It’s never too late to take up swimming, and if you ever needed proof of that you only have to look at 99-year-old George Corones, who broke two world records last week in Queensland for his age group. And to think he only started swimming for health when he was 80.
George told BBC in an interview that he attributed his success to pacing and technique. “My first dozen strokes were well balanced and the trick is to just carry it on progressively, putting a little bit of increasing effort in each stroke.”
Focus on putting the following techniques into practice next time you plunge into a pool, whether you’re swimming for fitness or striving to break your own personal best.
Fingertips enter the water first
At the front of the stroke, your wrist should be above your fingertips and your palm facing the water.

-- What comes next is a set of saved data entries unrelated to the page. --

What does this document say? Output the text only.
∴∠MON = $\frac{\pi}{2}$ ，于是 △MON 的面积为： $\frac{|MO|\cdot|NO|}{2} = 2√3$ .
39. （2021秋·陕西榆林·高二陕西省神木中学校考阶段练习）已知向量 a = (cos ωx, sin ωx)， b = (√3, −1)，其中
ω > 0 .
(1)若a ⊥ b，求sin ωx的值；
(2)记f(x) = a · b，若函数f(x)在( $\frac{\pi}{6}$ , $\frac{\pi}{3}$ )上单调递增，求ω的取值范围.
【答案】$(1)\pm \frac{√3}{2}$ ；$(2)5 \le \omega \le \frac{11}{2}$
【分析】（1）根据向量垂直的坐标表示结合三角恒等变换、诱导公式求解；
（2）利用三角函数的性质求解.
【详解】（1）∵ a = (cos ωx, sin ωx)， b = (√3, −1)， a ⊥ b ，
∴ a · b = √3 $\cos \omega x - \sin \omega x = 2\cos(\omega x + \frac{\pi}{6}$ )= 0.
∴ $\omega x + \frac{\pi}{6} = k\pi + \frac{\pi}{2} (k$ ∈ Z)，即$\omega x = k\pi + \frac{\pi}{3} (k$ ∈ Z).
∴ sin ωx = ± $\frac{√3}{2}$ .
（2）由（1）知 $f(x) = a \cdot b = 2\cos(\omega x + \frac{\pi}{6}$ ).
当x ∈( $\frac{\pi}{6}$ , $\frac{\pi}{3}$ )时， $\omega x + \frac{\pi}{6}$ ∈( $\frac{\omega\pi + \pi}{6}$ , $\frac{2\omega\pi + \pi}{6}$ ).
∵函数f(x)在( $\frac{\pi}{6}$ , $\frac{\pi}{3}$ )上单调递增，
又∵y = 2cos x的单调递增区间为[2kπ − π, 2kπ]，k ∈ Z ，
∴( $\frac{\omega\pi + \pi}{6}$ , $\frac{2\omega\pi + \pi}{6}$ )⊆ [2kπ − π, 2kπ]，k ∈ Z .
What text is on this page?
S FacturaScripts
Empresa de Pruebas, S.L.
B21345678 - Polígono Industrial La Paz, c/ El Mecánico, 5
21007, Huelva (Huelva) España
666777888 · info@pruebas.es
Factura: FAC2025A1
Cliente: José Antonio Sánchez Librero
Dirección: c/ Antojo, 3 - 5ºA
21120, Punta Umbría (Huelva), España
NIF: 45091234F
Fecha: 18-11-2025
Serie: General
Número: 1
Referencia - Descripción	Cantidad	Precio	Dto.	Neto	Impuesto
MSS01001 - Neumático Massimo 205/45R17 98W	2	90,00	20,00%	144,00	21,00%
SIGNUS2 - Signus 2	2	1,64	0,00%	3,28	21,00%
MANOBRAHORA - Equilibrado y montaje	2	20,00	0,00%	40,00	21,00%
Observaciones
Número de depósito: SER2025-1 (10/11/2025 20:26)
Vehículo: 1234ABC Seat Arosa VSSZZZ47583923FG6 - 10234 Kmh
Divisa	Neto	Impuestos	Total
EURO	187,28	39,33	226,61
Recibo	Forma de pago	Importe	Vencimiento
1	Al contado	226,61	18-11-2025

Your elbow should be held high. Keep your hand relaxed and make sure your fingertips break the water surface first.
Use your forearm to catch water
As your arm powers into the water, use your forearm to catch as much water as possible and power you forward.
Use finger paddles to improve technique
Finger paddles, also known as power paddles can be used to train your hands to enter the water at the right angle.
Roll your head to the side
When breathing, roll your head to the side until your mouth clears the water and then go a little further before taking a breath. Be sure to have long hair tied back or wear a swimming cap, this will prevent you from ingesting water.
Use a nose clip
If you are having trouble with your breathing coordination, a nose clip can be useful. It allows you to relax and concentrate on mouth-breathing.
Make your shoulders and arms do a majority of the work
Don’t use kicking to propel you through the water. Your legs are simply there for stability, so don’t feel like you have to kick flat out like your powering a motorboat. Your arm and shoulders should be doing 80% of the work.